Hacker News new | ask | show | jobs
by memetomancer 1355 days ago
Perhaps you are unaware of the angstrom scale process nodes on the semiconductor roadmaps? i.e., IMEC, TSMC and Intel all aggressively pursuing "20A" at the moment with an eye toward a new generation of sub-1n production.

This isn't just some arbitrary guesswork on a blog, it's practical planning by the major suppliers. Check it out.

2 comments

Please don't be condescending and wrong at the same time. The quantum tunnelling limit didn't mysteriously go away because the marketing department decided to name things based on the thickness of one particular feature. Nor do the laws of physics change when you bury your transistor in dialectric (the wavelength does, but that only works once).

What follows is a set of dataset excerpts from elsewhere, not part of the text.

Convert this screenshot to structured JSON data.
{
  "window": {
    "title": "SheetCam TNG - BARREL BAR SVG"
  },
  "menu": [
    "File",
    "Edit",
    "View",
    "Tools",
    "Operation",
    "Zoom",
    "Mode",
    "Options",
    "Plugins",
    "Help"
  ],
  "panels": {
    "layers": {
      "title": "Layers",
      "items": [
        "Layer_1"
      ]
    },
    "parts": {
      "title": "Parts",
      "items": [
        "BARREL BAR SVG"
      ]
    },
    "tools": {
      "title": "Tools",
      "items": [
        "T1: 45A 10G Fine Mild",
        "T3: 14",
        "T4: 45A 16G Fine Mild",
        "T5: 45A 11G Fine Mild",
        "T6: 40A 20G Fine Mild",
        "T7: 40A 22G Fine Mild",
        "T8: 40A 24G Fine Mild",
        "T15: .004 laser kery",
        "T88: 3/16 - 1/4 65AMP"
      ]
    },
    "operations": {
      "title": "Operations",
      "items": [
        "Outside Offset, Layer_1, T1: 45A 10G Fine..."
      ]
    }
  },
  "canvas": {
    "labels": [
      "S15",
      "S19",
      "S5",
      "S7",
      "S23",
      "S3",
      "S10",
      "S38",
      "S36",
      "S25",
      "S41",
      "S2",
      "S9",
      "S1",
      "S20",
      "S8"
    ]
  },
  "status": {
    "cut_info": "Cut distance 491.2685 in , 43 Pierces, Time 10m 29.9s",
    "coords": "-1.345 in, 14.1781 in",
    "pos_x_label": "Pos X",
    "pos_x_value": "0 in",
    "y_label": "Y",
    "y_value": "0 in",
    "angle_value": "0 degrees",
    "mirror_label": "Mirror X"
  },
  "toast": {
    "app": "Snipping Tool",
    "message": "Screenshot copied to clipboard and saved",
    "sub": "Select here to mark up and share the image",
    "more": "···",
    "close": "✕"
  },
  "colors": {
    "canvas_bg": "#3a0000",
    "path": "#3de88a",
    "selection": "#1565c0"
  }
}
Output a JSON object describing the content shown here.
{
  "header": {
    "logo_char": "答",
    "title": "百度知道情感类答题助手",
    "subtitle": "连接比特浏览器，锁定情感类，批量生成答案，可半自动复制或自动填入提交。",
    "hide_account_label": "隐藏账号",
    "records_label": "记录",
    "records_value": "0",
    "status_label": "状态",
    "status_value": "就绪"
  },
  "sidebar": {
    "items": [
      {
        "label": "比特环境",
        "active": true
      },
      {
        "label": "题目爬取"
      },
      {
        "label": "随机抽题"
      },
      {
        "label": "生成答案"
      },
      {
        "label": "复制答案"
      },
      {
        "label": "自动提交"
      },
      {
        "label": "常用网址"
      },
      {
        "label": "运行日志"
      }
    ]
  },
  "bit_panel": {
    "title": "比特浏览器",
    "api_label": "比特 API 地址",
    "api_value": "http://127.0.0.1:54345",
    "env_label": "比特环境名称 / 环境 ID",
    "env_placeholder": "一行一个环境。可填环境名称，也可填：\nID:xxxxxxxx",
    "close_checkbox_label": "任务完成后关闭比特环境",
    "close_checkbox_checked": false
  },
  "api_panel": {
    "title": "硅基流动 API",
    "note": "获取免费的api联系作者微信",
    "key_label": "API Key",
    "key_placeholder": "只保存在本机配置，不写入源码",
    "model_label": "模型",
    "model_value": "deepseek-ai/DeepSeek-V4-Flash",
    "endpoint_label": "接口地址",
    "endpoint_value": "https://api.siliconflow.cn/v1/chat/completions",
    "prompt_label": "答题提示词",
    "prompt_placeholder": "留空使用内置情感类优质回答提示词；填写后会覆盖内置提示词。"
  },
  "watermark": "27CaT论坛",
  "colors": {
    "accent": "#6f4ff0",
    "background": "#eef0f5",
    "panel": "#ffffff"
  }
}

Node name just barely correlates with minimum feature size (how thin can a line be drawn). That's starting to break down (hence intel 7 and 2N and so on) but that's not the limit I'm speaking of. The "2nm" nodes wind up with functional units about 30nm from center to center.

Compare to the 22nm node which was almost precisely 44nm center to center for a dram cell. In density terms there's maybe a factor of ~20 between 22nm and 2nm processes, so functionally the 2nm node can make things which are about a fifth the linear dimension.

Gate pitch has a fairly hard limit based on voltage and electron wavelength.

You're never going to put another transistor within about 2nm of a first one and have them both work. Hence the roughly order of magnitude in linear dimension past current.

I wasn't being condescending, and I am objectively not 'wrong'. I merely urged you to gather information you may not be familiar with. Particularly IMECs roadmap.

I will point out that you instantly went into condescending mode after complaining about my imagined condescension. I assure you, I'm well aware of what a process node implies about measurement of larger features. I'm also aware of the promising approaches coming down the pike.

I'm _also_ aware of the decades-old Internet tradition of people posting about the hard physical limits and immediate death of Moore's law, even as the limits are overcome year after year.

I am glad that you have a handle on the problems we face here, but please try to keep in mind that these challenges are a beginning, not an end.

You continue to he condescending and wrong. You urged me to look up marketing names as if they trumped reality when the relevant number was already in my comment.

Those predictions initially pointed directly to the 2020-2030 range, then the goal posts were moved to keep moores law alive (it's not a doubling every 18 months, it's 2 years). They point to 2040 now. If you stick to the 18 months rule under which the predictions based on the hard physical limits were made in 2000-2008 then it has already come true. Putting ever smaller numbers in the names of process nodes where the density of functional units is barely increasing does not change this.

Nehalim was noted for it's relatively large die area and low transistor count at about 2.7MTr/mm^2.

core2 on 45nm was about 3.8

Zen 4 is about 93.

93/2.7 is a factor of 36, 93/3.8 is 24. 2^7 is 128, 2^9 is 512.

Mobile processors are slightly better from a raw numbers POV, but already have a large portion of their area dedicated to tiled functional units like sram and gpu cores. Switching from a complex bespoke design to tiling only helps once. Even an m1 at 133MTr/mm^2 vs nehalim is only a factor of 48. These numbers are not even commensurable, because a much larger fraction of the transistors in the M1 do not do anything than in a core2

Prices per unit of die area are about stable although chiplets are needed (again) to maintain yield. This will go up with EUV and more exotic materials used to increase the dialectric constant.

Clocks are stable.

Performance per watt will continue to increase for a while after using architectural changes similar to some of those mentioned in TFA, but there is no getting around the second law with a classical computer.

Just out of curiosity, can you explain to me what you mean by 'marketing names' in relation to IMEC? I'm not quite convinced you understand what that organization is, what they do, or what they have accomplished.
The name at the top of the slide for a node which says '3NM' or '20A' and increasingly the 'transistor density'.

The former were divorced from a specific measurement of a functional unit at around 22nm to make press releases sound better and not scare investors when it became clear that Moore's law was dying, and the latter are increasingly divorced from a measurement relating to the density of actual functioning logic on the die.

The best bit is metal pitch and poly pitch are actually on those slides which would have allowed you to see what I meant if you'd read them and see that there's no roadmap past a functional unit roughly 10nm in linear dimension. That roadmap will likely be extended to somewhere in the 5-2nm range at some point, but after that, transistors are basically done because that's how big 'an electron in a low voltage potential well' is.

Note that the size label of process nodes is almost completely uncorrelated to actual feature size. GP makes the comment that the existing ~5-7nm nodes are actually running at ~30nm gate pitch.